Dr Phelps earned BS degrees in chemistry and mathematics at Western Washington State University in 1965, and a PhD in chemistry at Washington University, St. Louis, in 1970. Subsequently, he was on the medical school faculty of Washington University (1970-75), University of Pennsylvania (1976) and UCLA (1976-present). Dr Phelps is the inventor of the positron emission tomography (PET) scanner. PET is a molecular imaging technique that allows scientists and physicians to image and measure the chemistry and biology of the living body in health and disease, from mouse to man, from metabolism to gene expression. PET is a part of the changes occurring as biology and medicine merge to form molecular medicine that seeks to identify the molecular errors that produce disease and to correct them.

In addition to developing several generations of PET scanners with his colleague Dr Edward Hoffman, Dr Phelps and his other UCLA colleagues and students have used PET to study the biological basis of normal function, as well as numerous disorders of the brain and heart, and cancer. For example, he and Dr Harry Chugani performed seminal studies to determine the basis of the unique attributes of childhood brain development, such as rapidly expanding behavioral repertoire; specialized learning in the formative years; and the unique means by which the child’s brain can reorganize to compensate for a lesion or surgical resection. Using PET, he and his colleagues in pediatric neurology and neurosurgery were able to identify cerebral tissue that produces seizure disorders in infants and children when all other imaging studies were normal. These findings were critical in establishing a new clinical service for the surgical treatment of childhood seizure disorders.

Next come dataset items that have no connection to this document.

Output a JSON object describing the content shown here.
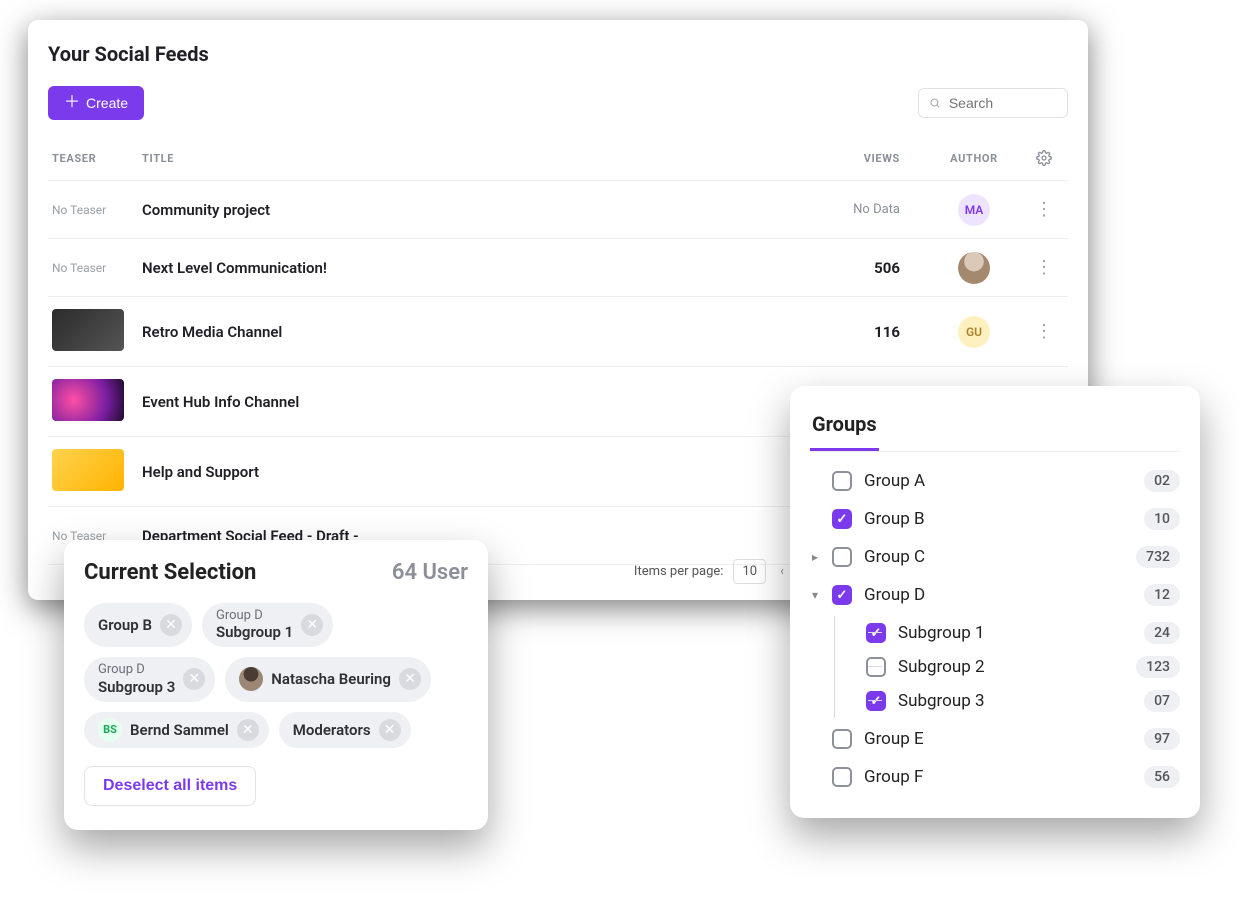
{
  "page": {
    "title": "Your Social Feeds"
  },
  "toolbar": {
    "create_label": "Create",
    "search_placeholder": "Search"
  },
  "table": {
    "columns": {
      "teaser": "TEASER",
      "title": "TITLE",
      "views": "VIEWS",
      "author": "AUTHOR"
    },
    "no_teaser_label": "No Teaser",
    "no_data_label": "No Data",
    "rows": [
      {
        "teaser": "none",
        "title": "Community project",
        "views": "",
        "author_initials": "MA",
        "author_style": "av-ma",
        "views_nodata": true
      },
      {
        "teaser": "none",
        "title": "Next Level Communication!",
        "views": "506",
        "author_initials": "",
        "author_style": "av-photo1",
        "views_nodata": false
      },
      {
        "teaser": "thumb1",
        "title": "Retro Media Channel",
        "views": "116",
        "author_initials": "GU",
        "author_style": "av-gu",
        "views_nodata": false
      },
      {
        "teaser": "thumb2",
        "title": "Event Hub Info Channel",
        "views": "",
        "author_initials": "",
        "author_style": "av-photo2",
        "views_nodata": false
      },
      {
        "teaser": "thumb3",
        "title": "Help and Support",
        "views": "",
        "author_initials": "",
        "author_style": "",
        "views_nodata": false
      },
      {
        "teaser": "none",
        "title": "Department Social Feed - Draft -",
        "views": "",
        "author_initials": "",
        "author_style": "",
        "views_nodata": false
      }
    ]
  },
  "pager": {
    "label": "Items per page:",
    "per_page": "10"
  },
  "selection": {
    "title": "Current Selection",
    "count": "64 User",
    "chips": [
      {
        "sub": "",
        "main": "Group B",
        "avatar": "",
        "av_style": ""
      },
      {
        "sub": "Group D",
        "main": "Subgroup 1",
        "avatar": "",
        "av_style": ""
      },
      {
        "sub": "Group D",
        "main": "Subgroup 3",
        "avatar": "",
        "av_style": ""
      },
      {
        "sub": "",
        "main": "Natascha Beuring",
        "avatar": "photo",
        "av_style": "av-photo3"
      },
      {
        "sub": "",
        "main": "Bernd Sammel",
        "avatar": "BS",
        "av_style": "av-bs"
      },
      {
        "sub": "",
        "main": "Moderators",
        "avatar": "",
        "av_style": ""
      }
    ],
    "deselect_label": "Deselect all items"
  },
  "groups": {
    "tab_label": "Groups",
    "items": [
      {
        "label": "Group A",
        "count": "02",
        "checked": false,
        "expandable": false,
        "children": []
      },
      {
        "label": "Group B",
        "count": "10",
        "checked": true,
        "expandable": false,
        "children": []
      },
      {
        "label": "Group C",
        "count": "732",
        "checked": false,
        "expandable": true,
        "expanded": false,
        "children": []
      },
      {
        "label": "Group D",
        "count": "12",
        "checked": true,
        "expandable": true,
        "expanded": true,
        "children": [
          {
            "label": "Subgroup 1",
            "count": "24",
            "checked": true
          },
          {
            "label": "Subgroup 2",
            "count": "123",
            "checked": false
          },
          {
            "label": "Subgroup 3",
            "count": "07",
            "checked": true
          }
        ]
      },
      {
        "label": "Group E",
        "count": "97",
        "checked": false,
        "expandable": false,
        "children": []
      },
      {
        "label": "Group F",
        "count": "56",
        "checked": false,
        "expandable": false,
        "children": []
      }
    ]
  }
}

He, along with his colleagues Gary Small, Dan Silverman, Pete Engel, Jeff Cummings, and John Mazziotta, developed unique criteria that allowed the use of PET to differentiate the various types of dementia (eg, Alzheimer’s, frontotemporal, vascular) early in the degenerative process, as well as the biological alterations identifying early stages of Parkinson’s, epilepsy, and Huntington’s disease. In Huntington’s and familial Alzheimer’s, it was shown that metabolic abnormalities could be identified with PET 7 and 5 years before symptoms, respectively. Further, Alzheimer’s could be diagnosed with 93% accuracy 3 years before the clinical diagnosis of “probable” Alzheimer’s could be made.